At the Ein Bay Open in Egypt at the start of the 2018 Alps tour season, Nlareb developed bacterial meningitis which led to sepsis.
"I was in a coma for five days," he said. "After five days I wake up and I can't move my head, I can't do anything. After a month I'm back in Cameroon and my stepmum helps me fly to Belgium but they say they cannot do anything and take my extremities."
And so follows act three, a part of Nlareb's life that sees him still compete on the Alps Tour alongside G4D events while also coaching.
In 2021, he returned to the Ein Bay Open and incredibly made the cut before beginning his jorney with EDGA in all abilities golf in 2023, soon moving into the top ten in the world and earning a G4D Tour debut at the G4D Tour @ ISPS HANDA World Invitational presented by AVIV Clinics.
His second event came at Wentworth Club two months ago at the G4D Tour @ BMW PGA Championship (Gross) and he now makes his debut at the season finale having switched his golfing allegiance to France.
It has been a long and remarkable journey to this point for Nlareb and he knows he could not have done it without the support of his family.
It was his daughter Malika who encouraged him to use a velcro strap to attach his glove and his club, allowing him to harness more power, an experiment that bore fruit in a nighttime trip to the driving range.
But he gives most credit to his stepmother, who helped him travel to Spain for Alps Tour Qualifying School, Belgium for medical treatment and has been of support in many other ways in his life and career.
"One person in my life is my stepmum changing my life," said Nlareb, revealing she is a huge Tommy Fleetwood fan.

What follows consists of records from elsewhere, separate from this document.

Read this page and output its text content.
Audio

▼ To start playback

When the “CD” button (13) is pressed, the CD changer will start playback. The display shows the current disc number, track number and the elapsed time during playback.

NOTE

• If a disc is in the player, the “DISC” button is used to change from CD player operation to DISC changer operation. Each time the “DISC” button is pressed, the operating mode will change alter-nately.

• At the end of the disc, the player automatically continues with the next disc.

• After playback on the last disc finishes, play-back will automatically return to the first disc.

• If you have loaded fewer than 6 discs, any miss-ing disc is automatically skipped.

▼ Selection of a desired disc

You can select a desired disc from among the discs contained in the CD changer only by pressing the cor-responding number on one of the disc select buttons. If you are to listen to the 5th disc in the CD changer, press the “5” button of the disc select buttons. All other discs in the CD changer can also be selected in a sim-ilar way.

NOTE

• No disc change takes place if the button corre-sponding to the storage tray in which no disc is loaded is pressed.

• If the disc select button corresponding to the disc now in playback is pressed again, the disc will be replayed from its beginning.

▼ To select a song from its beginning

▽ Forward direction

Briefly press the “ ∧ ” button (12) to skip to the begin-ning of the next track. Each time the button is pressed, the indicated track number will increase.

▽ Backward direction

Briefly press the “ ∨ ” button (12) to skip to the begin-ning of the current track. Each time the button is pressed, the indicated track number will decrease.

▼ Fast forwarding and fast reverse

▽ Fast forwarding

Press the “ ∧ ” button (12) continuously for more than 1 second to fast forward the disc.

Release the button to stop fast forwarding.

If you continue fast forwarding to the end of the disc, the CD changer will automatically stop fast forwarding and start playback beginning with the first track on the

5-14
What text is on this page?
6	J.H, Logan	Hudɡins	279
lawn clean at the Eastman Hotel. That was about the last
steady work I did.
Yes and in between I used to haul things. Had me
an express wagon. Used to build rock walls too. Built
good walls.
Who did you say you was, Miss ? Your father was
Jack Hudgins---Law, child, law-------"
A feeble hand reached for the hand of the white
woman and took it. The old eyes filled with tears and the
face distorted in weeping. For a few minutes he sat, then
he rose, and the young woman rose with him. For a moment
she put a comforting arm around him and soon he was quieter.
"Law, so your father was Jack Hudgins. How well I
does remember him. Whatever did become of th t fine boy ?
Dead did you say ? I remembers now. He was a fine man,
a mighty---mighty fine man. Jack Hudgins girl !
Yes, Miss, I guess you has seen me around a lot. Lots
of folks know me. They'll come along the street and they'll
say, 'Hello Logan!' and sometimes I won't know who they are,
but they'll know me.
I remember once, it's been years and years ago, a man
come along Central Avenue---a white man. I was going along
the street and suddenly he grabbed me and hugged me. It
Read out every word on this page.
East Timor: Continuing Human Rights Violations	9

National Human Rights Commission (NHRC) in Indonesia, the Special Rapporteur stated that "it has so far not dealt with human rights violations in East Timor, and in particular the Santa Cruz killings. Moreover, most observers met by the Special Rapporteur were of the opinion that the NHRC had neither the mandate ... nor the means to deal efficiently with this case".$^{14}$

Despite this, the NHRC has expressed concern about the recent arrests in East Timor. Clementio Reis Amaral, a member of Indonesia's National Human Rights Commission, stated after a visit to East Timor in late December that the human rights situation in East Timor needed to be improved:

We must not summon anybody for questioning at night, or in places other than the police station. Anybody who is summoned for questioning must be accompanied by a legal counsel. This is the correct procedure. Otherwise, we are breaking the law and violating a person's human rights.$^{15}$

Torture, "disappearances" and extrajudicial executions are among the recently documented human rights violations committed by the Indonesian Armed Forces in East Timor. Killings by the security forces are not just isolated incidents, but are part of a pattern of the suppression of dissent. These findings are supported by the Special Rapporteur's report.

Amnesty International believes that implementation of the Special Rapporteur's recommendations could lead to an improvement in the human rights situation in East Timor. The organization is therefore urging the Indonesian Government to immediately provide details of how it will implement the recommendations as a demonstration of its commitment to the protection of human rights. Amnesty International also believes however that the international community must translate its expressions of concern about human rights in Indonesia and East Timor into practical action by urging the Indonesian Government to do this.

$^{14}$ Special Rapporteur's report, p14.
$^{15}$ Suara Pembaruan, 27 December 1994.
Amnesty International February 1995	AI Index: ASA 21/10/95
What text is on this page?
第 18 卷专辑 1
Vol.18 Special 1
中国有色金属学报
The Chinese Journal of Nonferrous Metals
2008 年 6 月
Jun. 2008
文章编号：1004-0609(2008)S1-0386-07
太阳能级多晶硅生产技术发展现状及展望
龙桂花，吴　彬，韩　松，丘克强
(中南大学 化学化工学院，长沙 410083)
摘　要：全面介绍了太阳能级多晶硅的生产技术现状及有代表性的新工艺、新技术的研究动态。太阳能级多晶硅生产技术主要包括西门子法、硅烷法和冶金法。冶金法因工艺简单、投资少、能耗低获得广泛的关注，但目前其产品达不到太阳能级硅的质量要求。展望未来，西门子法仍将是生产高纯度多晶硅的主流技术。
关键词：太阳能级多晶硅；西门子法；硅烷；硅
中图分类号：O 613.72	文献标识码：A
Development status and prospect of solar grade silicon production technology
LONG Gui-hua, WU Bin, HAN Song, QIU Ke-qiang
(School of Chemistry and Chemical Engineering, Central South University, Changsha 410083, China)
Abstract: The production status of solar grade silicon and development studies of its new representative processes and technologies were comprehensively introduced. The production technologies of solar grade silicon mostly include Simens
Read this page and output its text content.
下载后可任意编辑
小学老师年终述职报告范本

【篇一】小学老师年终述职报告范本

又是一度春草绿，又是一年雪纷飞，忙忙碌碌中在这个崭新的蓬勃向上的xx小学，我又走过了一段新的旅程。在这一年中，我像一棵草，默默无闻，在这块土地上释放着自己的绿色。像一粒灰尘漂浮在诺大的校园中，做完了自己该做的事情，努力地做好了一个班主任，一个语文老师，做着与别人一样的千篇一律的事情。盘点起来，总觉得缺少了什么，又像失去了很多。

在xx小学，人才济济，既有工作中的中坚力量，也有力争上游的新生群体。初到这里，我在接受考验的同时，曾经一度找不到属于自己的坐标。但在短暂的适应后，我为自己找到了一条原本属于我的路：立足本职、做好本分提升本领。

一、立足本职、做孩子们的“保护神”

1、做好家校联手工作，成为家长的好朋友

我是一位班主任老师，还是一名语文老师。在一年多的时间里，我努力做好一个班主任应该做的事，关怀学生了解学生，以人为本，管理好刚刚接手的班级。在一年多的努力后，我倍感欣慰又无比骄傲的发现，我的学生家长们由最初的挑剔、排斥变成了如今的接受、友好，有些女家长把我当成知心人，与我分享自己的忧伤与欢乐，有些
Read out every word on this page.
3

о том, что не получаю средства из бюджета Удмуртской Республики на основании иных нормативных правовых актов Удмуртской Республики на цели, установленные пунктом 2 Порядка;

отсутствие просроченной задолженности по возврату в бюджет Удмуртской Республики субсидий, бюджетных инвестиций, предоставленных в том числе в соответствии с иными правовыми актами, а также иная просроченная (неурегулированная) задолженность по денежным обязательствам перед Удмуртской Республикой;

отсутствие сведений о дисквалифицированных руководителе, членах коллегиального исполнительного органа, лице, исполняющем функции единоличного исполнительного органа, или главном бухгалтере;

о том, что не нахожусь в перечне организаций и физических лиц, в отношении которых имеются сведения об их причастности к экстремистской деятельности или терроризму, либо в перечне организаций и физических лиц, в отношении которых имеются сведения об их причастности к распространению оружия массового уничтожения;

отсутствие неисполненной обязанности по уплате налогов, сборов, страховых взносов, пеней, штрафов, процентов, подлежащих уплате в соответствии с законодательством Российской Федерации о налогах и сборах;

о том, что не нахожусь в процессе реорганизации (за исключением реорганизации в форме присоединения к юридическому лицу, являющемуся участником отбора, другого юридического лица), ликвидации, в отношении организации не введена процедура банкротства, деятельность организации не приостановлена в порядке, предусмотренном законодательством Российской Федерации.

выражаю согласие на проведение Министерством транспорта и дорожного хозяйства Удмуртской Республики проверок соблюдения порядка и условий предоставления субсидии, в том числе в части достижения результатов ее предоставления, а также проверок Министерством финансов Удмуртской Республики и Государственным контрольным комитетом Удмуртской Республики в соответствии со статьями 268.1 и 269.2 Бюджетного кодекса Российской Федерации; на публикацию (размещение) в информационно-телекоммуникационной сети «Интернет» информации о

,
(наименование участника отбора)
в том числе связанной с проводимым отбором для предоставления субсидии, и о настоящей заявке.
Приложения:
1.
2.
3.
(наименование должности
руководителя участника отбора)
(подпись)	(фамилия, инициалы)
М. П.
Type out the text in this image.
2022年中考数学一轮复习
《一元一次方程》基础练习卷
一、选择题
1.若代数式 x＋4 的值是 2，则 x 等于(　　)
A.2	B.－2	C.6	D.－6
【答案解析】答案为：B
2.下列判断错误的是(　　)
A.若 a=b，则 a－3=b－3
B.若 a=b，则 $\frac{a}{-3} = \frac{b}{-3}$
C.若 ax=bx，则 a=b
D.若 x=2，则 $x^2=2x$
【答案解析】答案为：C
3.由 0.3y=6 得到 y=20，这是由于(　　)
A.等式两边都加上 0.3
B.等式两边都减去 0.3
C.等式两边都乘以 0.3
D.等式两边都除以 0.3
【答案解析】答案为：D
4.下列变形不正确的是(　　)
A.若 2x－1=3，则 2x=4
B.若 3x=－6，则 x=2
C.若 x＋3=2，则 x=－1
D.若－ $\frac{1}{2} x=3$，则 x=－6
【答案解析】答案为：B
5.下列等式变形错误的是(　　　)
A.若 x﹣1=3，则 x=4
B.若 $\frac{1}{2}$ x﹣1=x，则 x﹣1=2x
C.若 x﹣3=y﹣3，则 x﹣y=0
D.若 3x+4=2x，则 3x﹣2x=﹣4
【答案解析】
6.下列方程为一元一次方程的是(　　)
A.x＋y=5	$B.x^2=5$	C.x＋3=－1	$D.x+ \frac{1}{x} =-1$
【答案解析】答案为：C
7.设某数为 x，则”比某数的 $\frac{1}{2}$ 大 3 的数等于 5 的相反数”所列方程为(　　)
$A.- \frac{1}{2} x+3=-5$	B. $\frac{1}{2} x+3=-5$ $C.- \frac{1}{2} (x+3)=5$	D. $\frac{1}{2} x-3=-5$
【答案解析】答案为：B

"When I arrived to practise (at Wentworth)... I said to may caddie 'this is Tommy, I know this guy, he is the next son of my mother'.
"I run to him, I greet him, I have a good time. He is a super guy and we talked together. I called my mum, my mum had a video with him and started crying on the phone."
Sharing a range with the FedEx Cup champion, Nlareb has come an awful long way from the teenager selling lost balls to make ends meet in Yaoundé.
How long act three will last or if there will be a fourth act to his story is anyone's guess but one thing is for sure, we'll all be watching and rooting for Issa Nlareb.